A tiny smile almost tugged at my mouth despite everything.
Almost.
Then Rook pulled another photograph from the folder.
And the warmth disappeared instantly.
The image showed:
my father.
Leaving a diner in town.
Looking over his shoulder.
Terrified.
The timestamp hit me like a punch.
Two days before he died.
“Oh my God…”
Hersh immediately stepped closer.
“What?”
I pointed shakily at the corner of the photo.
Dad’s face.
The fear in his eyes.
I’d never seen him look like that before.
Not ever.
“He knew,” I whispered.
Rook nodded once.
“Yes.”
My throat tightened painfully.
“He was trying to protect me.”
The grief hit differently now.
Not just anger anymore.
Not betrayal.
Fear.
Dad had been terrified near the end.
Terrified and alone.
And somehow that hurt almost worse.
Hersh’s fingers brushed softly against the back of my neck.
Gentle.
Careful.
Like he understood exactly where my head had gone.
“You said Mercer used me as leverage,” Hersh said quietly to Rook.
Rook nodded once.
“Yes.”
“Then why wait sixteen years?”
Good question.
The room quieted again.
Rook looked toward the storm-dark windows briefly before answering.
“Because Mercer believed you were easier to control from a distance.”
“He watched you suffer.”
Cold slid straight through me.
“He watched you suffer,” Ava realized softly.
Rook’s jaw tightened slightly.
“Yes.”
My stomach turned violently.
Mercer knew Hersh loved me.
Knew we’d been torn apart.
And instead of killing one of us…
he let us live with it.
Sixteen years.
That was cruelty beyond revenge.
That was obsession.
Hersh went very still beside me.
Dangerously still.
“You’re telling me Mercer knew her father separated us…”
Rook held his gaze evenly.
“And used it.”
The room felt suffocating suddenly.
Because now even our heartbreak felt violated.
Manipulated.
Observed.
Hersh looked away briefly.
And honestly?
That scared me more than his anger.
Because the pain in his face right then looked unbearable.
Rook noticed too.
Which was probably why his next words came quieter.
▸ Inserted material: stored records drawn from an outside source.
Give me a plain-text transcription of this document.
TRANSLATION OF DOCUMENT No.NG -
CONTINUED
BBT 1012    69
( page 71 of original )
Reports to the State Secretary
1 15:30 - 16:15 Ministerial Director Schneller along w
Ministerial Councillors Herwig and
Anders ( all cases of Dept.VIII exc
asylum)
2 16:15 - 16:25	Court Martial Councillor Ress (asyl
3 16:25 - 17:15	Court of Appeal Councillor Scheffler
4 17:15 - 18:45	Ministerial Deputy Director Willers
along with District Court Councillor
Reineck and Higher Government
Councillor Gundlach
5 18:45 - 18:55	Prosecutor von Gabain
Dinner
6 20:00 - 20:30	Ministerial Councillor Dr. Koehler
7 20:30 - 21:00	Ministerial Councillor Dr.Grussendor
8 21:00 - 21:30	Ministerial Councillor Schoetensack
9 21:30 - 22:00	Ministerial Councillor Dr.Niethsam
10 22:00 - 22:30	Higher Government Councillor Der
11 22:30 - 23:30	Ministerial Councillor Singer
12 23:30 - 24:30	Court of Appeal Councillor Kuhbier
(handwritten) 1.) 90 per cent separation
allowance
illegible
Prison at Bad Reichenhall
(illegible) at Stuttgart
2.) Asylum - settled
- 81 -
“Mercer thought pain would weaken you.”
Hersh’s eyes slowly lifted again.
Cold now.
Deadly calm.
“He was wrong.”
The way he said it sent chills straight through me.
Not loud.
Not emotional.
Absolute certainty.
And suddenly I realized something terrifying:
Mercer had spent sixteen years studying Hersh McDougal…
without understanding him at all.
Because heartbreak hadn’t destroyed Hersh.
It turned him into someone willing to survive anything.
Then Rook looked toward me.
And his expression shifted slightly.
More human somehow.
“Felicity.”
I swallowed hard.
“Yes?”
“You were never supposed to survive witnessing that murder.”
Silence crashed through the room.
Every muscle in my body locked instantly.
Rook continued carefully.
“The second Mercer learned Blaze came back into your life…”
His steel-gray eyes shifted briefly toward Hersh.
“…you both became targets for elimination.”